Es complicado quitarse de la cabeza la imagen de los agricultores extremeños denunciando su situación laboral, algo extrapolable a todo el sector a nivel nacional, siendo chocante verles en actitud vehemente defendiendo su forma de ganarse la vida.

No deberíamos olvidar que su función en la economía trasciende de lo que es una mera ocupación laboral. La actividad que reivindican es básica e imprescindible, al ser la que nos permite disponer de las «habichuelas» en el plato.

En una economía como la nuestra, netamente focalizada al sector terciario, no se debe ningunear a los abnegados trabajadores del campo. No conviene olvidar la importancia del sector primario, tanto a nivel laboral, dando trabajo a una parte importante de la población activa, como haciendo posible que el consumidor llene la nevera con esos alimentos de proximidad que tan bien caracteriza y privilegia a nuestro país y su cultura gastronómica.

Las frutas, hortalizas, legumbres y demás no aparecen en la bolsa de la compra por generación espontánea, mediando muchas horas de dedicación y compromiso entre la plantación y la cocción.

Todos sabemos que en el proceso intervienen muchas personas y eslabones, generando valor añadido, pero nadie puede discutir que todo esfuerzo debe ser compensado de forma rentable, por lo que están en su derecho al pedir pacíficamente compensaciones económicas justas por su producción. Denunciando a su vez la existencia de márgenes abusivos y crecimiento exponencial de precios, en cuanto salen los productos de sus dominios.

Los camioneros y distribuidores han de ganarse la vida, también los mayoristas y los comercios, pero no se puede admitir el abuso desmedido en perjuicio, siempre, de los que inician la cadena.

Preocupándonos como nos preocupa la sostenibilidad y el acceso a los alimentos, en especial para sectores de la población desfavorecida, es un insulto que haya plantaciones sin recoger por no ser económicamente rentables.

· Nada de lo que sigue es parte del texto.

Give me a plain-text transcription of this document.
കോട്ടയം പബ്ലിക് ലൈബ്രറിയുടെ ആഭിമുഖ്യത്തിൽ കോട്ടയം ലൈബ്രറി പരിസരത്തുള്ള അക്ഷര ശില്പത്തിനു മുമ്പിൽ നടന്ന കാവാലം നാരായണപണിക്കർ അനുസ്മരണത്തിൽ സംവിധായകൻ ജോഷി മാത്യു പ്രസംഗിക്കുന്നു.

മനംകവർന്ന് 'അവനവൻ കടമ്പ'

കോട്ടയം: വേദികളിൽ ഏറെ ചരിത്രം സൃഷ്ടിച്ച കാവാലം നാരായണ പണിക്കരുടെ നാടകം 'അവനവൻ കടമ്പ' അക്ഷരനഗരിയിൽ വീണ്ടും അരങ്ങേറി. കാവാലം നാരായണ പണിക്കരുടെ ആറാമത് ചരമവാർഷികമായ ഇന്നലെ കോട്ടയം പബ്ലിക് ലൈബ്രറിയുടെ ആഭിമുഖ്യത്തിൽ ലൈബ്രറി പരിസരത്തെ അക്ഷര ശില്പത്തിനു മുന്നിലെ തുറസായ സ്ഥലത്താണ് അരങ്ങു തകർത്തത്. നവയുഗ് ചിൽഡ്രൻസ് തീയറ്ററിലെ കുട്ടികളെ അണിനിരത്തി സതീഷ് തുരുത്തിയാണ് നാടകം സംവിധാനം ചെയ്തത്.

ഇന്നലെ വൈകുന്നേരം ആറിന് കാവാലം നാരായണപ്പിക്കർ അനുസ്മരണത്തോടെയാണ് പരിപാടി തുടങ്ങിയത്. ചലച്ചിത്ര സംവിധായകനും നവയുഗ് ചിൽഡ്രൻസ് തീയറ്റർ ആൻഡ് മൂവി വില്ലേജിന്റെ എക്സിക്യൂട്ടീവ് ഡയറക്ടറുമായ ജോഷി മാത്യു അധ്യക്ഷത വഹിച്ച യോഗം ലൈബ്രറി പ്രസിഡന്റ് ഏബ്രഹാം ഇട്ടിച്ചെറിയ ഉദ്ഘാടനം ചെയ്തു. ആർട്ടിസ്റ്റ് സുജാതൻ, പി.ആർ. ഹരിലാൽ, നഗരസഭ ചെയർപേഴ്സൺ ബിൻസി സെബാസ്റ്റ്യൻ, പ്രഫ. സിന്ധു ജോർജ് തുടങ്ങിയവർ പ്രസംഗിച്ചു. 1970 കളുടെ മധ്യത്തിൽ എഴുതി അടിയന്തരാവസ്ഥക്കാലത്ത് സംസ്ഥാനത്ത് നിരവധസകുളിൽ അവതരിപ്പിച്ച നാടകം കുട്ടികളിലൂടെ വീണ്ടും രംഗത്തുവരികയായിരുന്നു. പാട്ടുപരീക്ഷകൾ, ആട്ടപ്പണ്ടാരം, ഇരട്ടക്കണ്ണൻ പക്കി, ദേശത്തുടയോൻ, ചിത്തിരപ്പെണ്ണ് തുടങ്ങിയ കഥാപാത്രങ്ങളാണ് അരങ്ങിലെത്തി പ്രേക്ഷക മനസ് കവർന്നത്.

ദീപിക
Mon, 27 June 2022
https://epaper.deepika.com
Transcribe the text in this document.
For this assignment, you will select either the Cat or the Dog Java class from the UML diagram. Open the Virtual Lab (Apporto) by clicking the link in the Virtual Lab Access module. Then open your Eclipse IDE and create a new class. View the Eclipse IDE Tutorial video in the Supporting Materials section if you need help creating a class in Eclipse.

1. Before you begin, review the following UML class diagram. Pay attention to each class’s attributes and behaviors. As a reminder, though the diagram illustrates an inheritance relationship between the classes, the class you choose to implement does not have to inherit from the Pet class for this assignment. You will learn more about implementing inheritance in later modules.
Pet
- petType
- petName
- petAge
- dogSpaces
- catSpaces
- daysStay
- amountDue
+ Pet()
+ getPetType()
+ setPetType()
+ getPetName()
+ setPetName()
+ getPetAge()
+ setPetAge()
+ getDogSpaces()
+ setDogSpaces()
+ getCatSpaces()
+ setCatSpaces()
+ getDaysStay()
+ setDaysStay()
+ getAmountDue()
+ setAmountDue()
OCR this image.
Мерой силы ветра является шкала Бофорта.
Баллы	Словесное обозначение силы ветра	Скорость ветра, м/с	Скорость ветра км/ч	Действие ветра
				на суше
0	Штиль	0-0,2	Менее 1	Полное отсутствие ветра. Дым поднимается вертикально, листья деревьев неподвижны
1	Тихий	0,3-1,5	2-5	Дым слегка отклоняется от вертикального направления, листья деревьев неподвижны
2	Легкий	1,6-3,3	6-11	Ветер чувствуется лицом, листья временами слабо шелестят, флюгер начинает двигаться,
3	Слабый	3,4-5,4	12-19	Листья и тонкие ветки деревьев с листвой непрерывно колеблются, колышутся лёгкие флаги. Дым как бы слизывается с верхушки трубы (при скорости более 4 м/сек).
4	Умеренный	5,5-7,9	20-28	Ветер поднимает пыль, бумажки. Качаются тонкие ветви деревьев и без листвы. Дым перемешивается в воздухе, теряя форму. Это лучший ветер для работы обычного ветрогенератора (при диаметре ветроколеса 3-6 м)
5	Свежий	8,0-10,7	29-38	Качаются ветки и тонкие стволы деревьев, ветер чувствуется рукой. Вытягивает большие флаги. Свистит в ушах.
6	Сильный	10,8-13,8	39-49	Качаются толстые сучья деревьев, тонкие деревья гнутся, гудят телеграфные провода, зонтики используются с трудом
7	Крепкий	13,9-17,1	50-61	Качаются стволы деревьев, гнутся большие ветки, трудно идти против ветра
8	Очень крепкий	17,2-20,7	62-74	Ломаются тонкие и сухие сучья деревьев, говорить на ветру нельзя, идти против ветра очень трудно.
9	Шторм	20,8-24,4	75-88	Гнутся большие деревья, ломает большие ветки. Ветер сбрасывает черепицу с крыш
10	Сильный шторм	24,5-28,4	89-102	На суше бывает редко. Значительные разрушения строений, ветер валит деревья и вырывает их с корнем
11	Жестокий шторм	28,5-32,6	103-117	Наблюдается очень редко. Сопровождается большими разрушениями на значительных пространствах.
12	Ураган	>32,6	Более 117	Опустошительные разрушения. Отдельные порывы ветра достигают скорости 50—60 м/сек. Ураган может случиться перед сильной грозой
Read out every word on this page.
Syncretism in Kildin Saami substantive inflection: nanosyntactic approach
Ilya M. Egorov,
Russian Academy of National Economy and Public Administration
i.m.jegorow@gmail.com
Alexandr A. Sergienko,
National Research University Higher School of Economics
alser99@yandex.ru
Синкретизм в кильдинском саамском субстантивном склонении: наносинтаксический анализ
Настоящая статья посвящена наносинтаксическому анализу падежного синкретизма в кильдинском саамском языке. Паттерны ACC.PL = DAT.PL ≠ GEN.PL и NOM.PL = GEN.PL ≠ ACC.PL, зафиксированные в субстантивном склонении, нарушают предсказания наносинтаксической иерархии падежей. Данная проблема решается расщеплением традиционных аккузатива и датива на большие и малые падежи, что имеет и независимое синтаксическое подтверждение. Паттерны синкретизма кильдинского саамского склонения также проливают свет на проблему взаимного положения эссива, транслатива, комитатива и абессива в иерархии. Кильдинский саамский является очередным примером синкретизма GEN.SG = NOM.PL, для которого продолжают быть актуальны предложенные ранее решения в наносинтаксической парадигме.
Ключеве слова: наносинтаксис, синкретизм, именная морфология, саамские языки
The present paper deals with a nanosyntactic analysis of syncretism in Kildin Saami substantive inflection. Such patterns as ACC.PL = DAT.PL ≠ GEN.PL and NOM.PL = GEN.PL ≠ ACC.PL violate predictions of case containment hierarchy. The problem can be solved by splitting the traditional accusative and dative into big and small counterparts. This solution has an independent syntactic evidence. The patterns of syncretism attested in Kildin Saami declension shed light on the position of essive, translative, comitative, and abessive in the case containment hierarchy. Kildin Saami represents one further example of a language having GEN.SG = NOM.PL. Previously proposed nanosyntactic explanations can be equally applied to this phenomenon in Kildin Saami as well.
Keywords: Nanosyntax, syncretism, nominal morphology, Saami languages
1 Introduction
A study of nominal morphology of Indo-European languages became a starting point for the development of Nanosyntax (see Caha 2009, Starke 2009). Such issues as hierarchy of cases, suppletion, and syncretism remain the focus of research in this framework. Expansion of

Todo lo producido debe ser útil, de un modo u otro, siendo en todo caso beneficioso para el que se ha encargado de que crezcan las cosechas. No deja de ser ridículo que se penalice al agricultor, hasta el punto de que el coste por producir y cosechar sea superior al ingreso obtenido en la venta, con el desperdicio de comida que puede suponer e, incluso, la duda que genera la aplicación de la política de subvenciones públicas.

Duele que se trate a esta gente currante como delincuentes, por demandar mejoras para sostener a sus familias, usando una contundencia disuasoria que, curiosamente, no vemos en otros ámbitos.

Ver a la policía dando candela a los currantes del campo, gobernados por este “ilusionante” gobierno que tenemos, posiblemente con gran apoyo del sector aludido, tiene su doble lectura.

Pero lo que demuestra la actitud de las fuerzas de seguridad es que vivimos inmersos en una curiosa paradoja. Solo hay que comparar esa actitud con la que tiene lugar para evitar el abuso de dominio de la calle por parte de los “cederres” en la Meridiana de Barcelona.

Para estos últimos no hay reprimenda. Es un acto lúdico festivo de una panda de aburridos que ya nos ha habituado a cambiar la ruta de acceso a Barcelona o ida al Vallés. Para unos hay caña con porra y, para otros, caña con lúpulo.

Es complicado entender esta conducta contemplativa, tras meses de tocar las narices a la gente, sin el mínimo ademán para disuadir a los manifestantes que sabemos son capaces de quemar y maltratar el equipamiento urbano, puesto que a estas alturas nadie puede negar la correspondencia entre separatismo y violencia. Mientras, a los agricultores se les calienta la lomera.

No deja de ser un suma y sigue en este paradójico contexto. Solo hay que ver la conducta social y el aguante que tenemos, ante el abuso de nepotismo llevado a cabo por nuestro populoso Gobierno al incluir amigos en su séquito. Con gobernantes de otro color político, las bolas de goma se quedarían cortas para controlar a la marabunta reivindicativa en contra de la corrupción.